Edit Distance

 Given two strings word1 and word2, return the minimum number of operations required to convert word1 to word2.

You have the following three operations permitted on a word:

Insert a character

Delete a character

Replace a character

 

Example 1:

Input: word1 = "horse", word2 = "ros"

Output: 3

Explanation: 

horse -> rorse (replace 'h' with 'r')

rorse -> rose (remove 'r')

rose -> ros (remove 'e')

Example 2:

Input: word1 = "intention", word2 = "execution"

Output: 5

Explanation: 

intention -> inention (remove 't')

inention -> enention (replace 'i' with 'e')

enention -> exention (replace 'n' with 'x')

exention -> exection (replace 'n' with 'c')

exection -> execution (insert 'u')

 

Constraints:

0 <= word1.length, word2.length <= 500

word1 and word2 consist of lowercase English letters.

🧠 Key Idea: Recursion with Choices

At each character index (i, j) in word1 and word2:

1. ✅ If characters match, move both pointers:

word1[i] == word2[j] → no edit needed → move to i+1, j+1

1. ❌ If characters don’t match, 3 choices:

   • Insert → move j (we matched a new character to word1)

   • Delete → move i (we removed a char from word1)

   • Replace → move both (we changed word1[i] to match word2[j])

We pick the minimum of these 3.

🧾 Recursive Formula

Let dp[i][j] = min edit distance to convert word1[i:] to word2[j:]




if word1[i] == word2[j]:

    dp[i][j] = dp[i+1][j+1]

else:

    insert  = dp[i][j+1]

    delete  = dp[i+1][j]

    replace = dp[i+1][j+1]

    dp[i][j] = 1 + min(insert, delete, replace)

🧱 Base Cases

• If i == word1.length() → return remaining chars in word2 (need to insert all)
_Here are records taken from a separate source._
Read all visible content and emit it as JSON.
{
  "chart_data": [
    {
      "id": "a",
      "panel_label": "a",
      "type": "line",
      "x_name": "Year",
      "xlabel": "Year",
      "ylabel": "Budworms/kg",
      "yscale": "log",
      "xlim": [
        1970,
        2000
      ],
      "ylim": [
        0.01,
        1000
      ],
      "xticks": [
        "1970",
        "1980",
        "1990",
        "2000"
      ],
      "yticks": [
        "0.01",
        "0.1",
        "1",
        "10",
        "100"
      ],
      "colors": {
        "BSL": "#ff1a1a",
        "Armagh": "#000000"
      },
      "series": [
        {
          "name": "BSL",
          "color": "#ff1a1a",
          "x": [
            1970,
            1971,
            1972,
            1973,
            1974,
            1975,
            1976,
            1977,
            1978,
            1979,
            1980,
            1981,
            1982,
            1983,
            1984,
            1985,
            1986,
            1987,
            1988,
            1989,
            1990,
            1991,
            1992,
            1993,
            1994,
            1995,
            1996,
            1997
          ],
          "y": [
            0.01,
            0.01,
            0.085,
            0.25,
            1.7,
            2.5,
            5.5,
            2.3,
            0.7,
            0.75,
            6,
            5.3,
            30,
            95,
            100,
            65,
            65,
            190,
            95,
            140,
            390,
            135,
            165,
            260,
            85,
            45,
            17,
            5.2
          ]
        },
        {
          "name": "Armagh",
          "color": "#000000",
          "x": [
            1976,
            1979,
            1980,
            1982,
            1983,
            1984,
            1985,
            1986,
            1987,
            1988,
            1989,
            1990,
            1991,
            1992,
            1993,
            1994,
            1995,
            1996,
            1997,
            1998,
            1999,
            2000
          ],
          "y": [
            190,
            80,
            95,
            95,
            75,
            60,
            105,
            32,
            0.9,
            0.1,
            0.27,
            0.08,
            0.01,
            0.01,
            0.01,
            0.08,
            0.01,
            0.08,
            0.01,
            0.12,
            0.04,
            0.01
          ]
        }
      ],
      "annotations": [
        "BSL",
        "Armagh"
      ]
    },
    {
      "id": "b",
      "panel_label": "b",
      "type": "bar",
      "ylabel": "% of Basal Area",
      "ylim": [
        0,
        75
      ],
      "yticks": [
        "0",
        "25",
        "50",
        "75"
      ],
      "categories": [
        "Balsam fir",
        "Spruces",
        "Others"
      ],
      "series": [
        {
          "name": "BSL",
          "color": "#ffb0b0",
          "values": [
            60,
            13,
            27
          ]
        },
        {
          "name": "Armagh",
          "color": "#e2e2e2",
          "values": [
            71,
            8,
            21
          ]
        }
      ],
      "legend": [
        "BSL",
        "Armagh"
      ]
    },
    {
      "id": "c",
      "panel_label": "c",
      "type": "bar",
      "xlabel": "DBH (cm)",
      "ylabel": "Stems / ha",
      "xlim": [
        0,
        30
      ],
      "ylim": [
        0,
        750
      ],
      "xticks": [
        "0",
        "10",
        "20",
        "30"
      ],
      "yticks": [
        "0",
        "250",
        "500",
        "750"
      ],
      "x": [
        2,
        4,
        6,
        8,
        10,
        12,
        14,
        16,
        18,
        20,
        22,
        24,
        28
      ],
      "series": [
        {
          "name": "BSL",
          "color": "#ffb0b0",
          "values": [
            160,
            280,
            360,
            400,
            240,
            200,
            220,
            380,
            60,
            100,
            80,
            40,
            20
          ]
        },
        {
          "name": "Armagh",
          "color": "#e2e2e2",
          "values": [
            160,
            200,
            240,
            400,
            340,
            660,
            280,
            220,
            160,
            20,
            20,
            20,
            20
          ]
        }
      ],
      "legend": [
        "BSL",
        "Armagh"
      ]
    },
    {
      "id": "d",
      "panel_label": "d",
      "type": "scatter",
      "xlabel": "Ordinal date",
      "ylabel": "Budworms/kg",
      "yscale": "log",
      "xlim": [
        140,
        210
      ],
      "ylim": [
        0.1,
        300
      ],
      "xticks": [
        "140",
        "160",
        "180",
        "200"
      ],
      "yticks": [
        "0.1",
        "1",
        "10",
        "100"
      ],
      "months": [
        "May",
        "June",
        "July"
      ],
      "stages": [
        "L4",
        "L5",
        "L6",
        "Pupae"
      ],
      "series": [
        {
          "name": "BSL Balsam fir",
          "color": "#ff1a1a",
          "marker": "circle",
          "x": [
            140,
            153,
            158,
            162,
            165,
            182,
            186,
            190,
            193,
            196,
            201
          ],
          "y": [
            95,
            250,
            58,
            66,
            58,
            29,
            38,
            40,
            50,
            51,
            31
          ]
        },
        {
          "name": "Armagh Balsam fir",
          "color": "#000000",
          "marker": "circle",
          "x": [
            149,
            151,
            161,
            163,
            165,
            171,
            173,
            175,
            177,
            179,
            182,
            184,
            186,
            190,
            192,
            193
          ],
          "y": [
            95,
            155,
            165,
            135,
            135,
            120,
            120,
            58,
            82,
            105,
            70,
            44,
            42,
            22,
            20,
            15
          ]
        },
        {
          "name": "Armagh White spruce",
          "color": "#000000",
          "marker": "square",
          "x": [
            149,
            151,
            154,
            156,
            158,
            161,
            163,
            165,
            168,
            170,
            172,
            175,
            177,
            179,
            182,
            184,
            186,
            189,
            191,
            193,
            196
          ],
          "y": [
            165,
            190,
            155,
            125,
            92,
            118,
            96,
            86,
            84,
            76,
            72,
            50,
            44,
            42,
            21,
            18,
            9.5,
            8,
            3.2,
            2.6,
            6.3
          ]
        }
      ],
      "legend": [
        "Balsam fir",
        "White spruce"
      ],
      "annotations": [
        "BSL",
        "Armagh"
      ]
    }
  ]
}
• If j == word2.length() → return remaining chars in word1 (need to delete all)

    class Solution {

    public int solve(int [][] dp,int i,int j,int n1,int n2,String word1, String word2)

    {

    if(i==n1)

    {

        return n2-j;

    }

    if(j==n2)

    {

        return n1-i;

    }

    if(dp[i][j] !=-1)

    {

        return dp[i][j];

    }

    if(word1.charAt(i)==word2.charAt(j))

    {

        dp[i][j]=solve(dp,i+1,j+1,n1,n2,word1,word2);

    }

    else

    {

        int insert=solve(dp,i,j+1,n1,n2,word1,word2);

        int delete=solve(dp,i+1,j,n1,n2,word1,word2);;

        int replace=solve(dp,i+1,j+1,n1,n2,word1,word2);

        dp[i][j]=1+Math.min(insert,Math.min(delete,replace));

    }

    return dp[i][j];

    }

        public int minDistance(String word1, String word2) {

           

        int n1=word1.length();

        int n2=word2.length();

            int [][] dp=new int[n1][n2];

            for (int[] row : dp) {

                Arrays.fill(row, -1);

            }

            return solve(dp,0,0,n1,n2,word1,word2);

        }

    }